Luego empezó a explicarme cómo nació de los restos de mármol desechados por Miguel Ángel mientras éste daba vida a su David y, sin pretenderlo, también al mismo Florencio. Yo, que ya había perdido el hilo de sus locuras, me entretenía contemplando los posters de sus paredes mientras que cada veinte segundos hacía un gesto de asentimiento y decía un ajá de cortesía. Identifiqué, entre otros, El agua, de Giuseppe Arcimboldo, Concierto en el huevo, basada en uno de los dibujos de El Bosco, La abundancia y los cuatro elementos, de Brueghel el Joven, o la Fábula de la liebre y el galápago, de Frans Snyders. Y si no fuera porque también vi It, de Stephen King, en su mesilla de noche quizás nunca me hubiera dado cuenta de qué era lo que tenían en común todos esos cuadros: en todos ellos aparecían tortugas. Como en los cómics que poblaban su estantería.

—Ostras —no pude evitar decir en voz alta. Acababa de ocurrírseme una idea y quería saber si era o no cierta, así que desvié su conversación, que ahora versaba sobre el rococó, hacia su infancia.

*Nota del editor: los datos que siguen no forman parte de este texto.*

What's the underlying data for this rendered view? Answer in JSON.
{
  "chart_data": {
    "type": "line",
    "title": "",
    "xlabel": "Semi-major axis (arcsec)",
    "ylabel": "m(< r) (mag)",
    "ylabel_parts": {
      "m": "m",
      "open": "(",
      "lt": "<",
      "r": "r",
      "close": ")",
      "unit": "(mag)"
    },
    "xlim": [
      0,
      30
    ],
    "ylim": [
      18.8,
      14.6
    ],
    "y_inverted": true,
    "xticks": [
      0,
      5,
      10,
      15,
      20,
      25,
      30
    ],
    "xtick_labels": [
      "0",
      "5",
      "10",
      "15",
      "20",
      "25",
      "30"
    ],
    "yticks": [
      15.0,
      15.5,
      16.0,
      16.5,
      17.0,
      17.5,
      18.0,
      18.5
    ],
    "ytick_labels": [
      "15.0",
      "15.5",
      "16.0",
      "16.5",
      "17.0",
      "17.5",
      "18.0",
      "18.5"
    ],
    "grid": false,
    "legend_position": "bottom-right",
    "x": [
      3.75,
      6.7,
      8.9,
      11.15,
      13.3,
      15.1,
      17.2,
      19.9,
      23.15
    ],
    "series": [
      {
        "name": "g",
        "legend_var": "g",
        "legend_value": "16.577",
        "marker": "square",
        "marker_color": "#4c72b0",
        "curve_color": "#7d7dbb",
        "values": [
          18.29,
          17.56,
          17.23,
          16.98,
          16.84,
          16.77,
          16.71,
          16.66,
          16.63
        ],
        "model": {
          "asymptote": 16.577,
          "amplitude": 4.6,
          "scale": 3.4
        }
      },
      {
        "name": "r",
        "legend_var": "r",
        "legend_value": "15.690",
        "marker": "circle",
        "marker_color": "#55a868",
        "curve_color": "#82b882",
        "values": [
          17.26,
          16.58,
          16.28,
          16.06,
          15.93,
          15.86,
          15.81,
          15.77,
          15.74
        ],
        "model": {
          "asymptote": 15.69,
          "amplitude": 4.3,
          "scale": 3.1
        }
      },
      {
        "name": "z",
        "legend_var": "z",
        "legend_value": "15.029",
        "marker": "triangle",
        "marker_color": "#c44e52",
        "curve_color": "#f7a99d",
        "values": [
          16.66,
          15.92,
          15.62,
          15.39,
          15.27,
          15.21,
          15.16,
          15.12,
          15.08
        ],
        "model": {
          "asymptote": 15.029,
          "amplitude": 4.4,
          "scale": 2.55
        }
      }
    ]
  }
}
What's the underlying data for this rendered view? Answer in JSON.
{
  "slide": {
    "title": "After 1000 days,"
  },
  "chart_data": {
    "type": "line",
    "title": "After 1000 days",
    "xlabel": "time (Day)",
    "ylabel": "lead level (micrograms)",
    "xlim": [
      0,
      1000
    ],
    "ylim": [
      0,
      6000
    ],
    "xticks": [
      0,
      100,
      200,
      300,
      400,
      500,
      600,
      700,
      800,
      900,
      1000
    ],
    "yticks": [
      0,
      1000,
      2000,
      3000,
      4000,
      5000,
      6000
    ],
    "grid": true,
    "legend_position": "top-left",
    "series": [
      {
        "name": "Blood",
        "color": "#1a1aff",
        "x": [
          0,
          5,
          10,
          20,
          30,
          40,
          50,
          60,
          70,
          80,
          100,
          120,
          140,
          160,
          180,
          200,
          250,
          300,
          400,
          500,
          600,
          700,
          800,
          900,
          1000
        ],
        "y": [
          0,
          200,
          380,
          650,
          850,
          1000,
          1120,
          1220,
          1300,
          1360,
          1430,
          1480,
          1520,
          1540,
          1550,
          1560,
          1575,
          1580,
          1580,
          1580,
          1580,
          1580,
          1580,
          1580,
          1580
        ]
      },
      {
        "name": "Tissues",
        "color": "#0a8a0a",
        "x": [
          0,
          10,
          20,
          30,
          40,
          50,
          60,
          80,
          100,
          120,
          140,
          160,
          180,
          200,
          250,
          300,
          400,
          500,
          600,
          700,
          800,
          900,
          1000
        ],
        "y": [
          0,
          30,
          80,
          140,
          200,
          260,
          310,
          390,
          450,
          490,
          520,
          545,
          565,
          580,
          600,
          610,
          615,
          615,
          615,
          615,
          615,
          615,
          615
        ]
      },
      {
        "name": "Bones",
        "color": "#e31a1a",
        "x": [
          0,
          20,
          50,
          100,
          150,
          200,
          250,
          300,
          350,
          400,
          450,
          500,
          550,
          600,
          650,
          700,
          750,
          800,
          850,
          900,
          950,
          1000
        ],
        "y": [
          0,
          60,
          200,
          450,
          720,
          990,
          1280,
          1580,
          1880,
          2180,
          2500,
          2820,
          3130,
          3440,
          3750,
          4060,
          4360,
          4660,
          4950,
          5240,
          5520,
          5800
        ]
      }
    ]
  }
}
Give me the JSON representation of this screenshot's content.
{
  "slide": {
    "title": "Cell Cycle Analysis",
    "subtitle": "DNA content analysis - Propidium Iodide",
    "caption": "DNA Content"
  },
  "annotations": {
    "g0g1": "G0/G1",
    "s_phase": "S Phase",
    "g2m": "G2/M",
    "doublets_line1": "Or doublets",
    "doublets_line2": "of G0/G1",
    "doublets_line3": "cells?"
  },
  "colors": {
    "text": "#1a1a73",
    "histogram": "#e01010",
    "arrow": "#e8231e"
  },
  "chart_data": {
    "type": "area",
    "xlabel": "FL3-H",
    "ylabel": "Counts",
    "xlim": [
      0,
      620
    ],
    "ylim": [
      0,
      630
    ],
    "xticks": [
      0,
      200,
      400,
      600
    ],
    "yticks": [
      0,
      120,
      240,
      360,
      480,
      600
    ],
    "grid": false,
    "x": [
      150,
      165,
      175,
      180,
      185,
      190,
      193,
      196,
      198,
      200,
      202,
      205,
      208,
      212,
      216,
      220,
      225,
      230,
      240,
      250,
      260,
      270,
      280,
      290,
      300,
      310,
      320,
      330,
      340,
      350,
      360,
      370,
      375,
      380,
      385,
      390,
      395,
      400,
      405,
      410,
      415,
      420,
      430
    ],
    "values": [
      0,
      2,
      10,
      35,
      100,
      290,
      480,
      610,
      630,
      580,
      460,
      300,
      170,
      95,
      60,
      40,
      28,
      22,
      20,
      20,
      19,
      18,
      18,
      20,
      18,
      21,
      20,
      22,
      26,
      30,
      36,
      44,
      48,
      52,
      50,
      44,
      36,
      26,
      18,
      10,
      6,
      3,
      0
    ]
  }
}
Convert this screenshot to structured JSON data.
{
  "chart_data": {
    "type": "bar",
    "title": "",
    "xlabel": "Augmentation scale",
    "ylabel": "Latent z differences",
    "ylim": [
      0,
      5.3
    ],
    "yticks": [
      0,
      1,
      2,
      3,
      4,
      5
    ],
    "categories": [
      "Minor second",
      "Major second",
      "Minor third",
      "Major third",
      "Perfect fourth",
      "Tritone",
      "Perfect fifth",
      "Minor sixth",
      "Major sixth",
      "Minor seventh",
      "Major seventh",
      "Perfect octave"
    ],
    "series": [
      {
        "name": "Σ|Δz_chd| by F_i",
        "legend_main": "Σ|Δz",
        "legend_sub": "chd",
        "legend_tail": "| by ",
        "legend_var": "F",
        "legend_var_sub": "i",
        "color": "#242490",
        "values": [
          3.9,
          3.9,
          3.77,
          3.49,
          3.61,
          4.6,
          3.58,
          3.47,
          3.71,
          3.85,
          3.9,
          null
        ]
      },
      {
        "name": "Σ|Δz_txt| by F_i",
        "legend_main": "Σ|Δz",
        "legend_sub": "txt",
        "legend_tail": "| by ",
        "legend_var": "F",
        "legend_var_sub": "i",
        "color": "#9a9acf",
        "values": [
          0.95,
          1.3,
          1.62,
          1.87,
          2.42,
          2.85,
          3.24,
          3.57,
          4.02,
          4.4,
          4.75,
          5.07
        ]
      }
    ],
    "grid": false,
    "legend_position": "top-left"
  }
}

Pero a la de verdad, la que debió transcurrir en las últimas décadas del siglo XX.

Entre delirio y delirio fui desentrañando la verdad que se ocultaba tras su biografía ficticia, y comprobé con cierto orgullo cómo mi intuición resultó ser cierta. Florencio había sido un niño obsesionado con las Tortugas Ninja, y su pasión y su curiosidad le llevó a investigar qué había tras los nombres de Leonardo, Rafael, Miguel Ángel y Donatello. Descubrir que eran los nombres de cuatro genios de una época singular le voló la cabeza, y cada vez deseaba conocer más y más de ellos. Sus padres se miraban con orgullo: por fin estaban sacando provecho a esa enciclopedia que habían comprado a plazos, más por deshacerse del cansino vendedor que por otra cosa. Su hijo pasaba horas y horas enfrascado en su lectura, porque cada entrada le derivaba a otra: las biografías de sus cuatro ídolos le hicieron comprender el Renacimiento, pero se daba cuenta de que su entendimiento era incompleto si no conocía lo que había pasado antes y lo que acontecería después. Sin embargo, el conocimiento de las disciplinas artísticas no tenía sentido sin conocer la historia que transcurría en esos años, y para comprenderla necesitaba conocer también la geografía de esos lugares, y los conocimientos científicos, y… Con el tiempo la enciclopedia familiar se le quedó pequeña y comenzó a frecuentar la biblioteca, porque cada vez necesitaba saber más, y más, y con el advenimiento de internet acabó por sorbérsele el seso como a un Quijote contemporáneo. Pero mientras que el personaje cervantino creía ser un caballero andante, Florencio se transformó en un individuo nacido en los albores del siglo XVI que ahora, en pleno siglo XXI, se hallaba injustamente recluido en un manicomio.

Y yo sonreí, pensando en todas las cosas que había aprendido gracias a mis Mortadelos y en qué bien había hecho en no prestar la menor atención a esos adultos que me decían que dejara esos tebeos y me pusiera a leer cosas serias.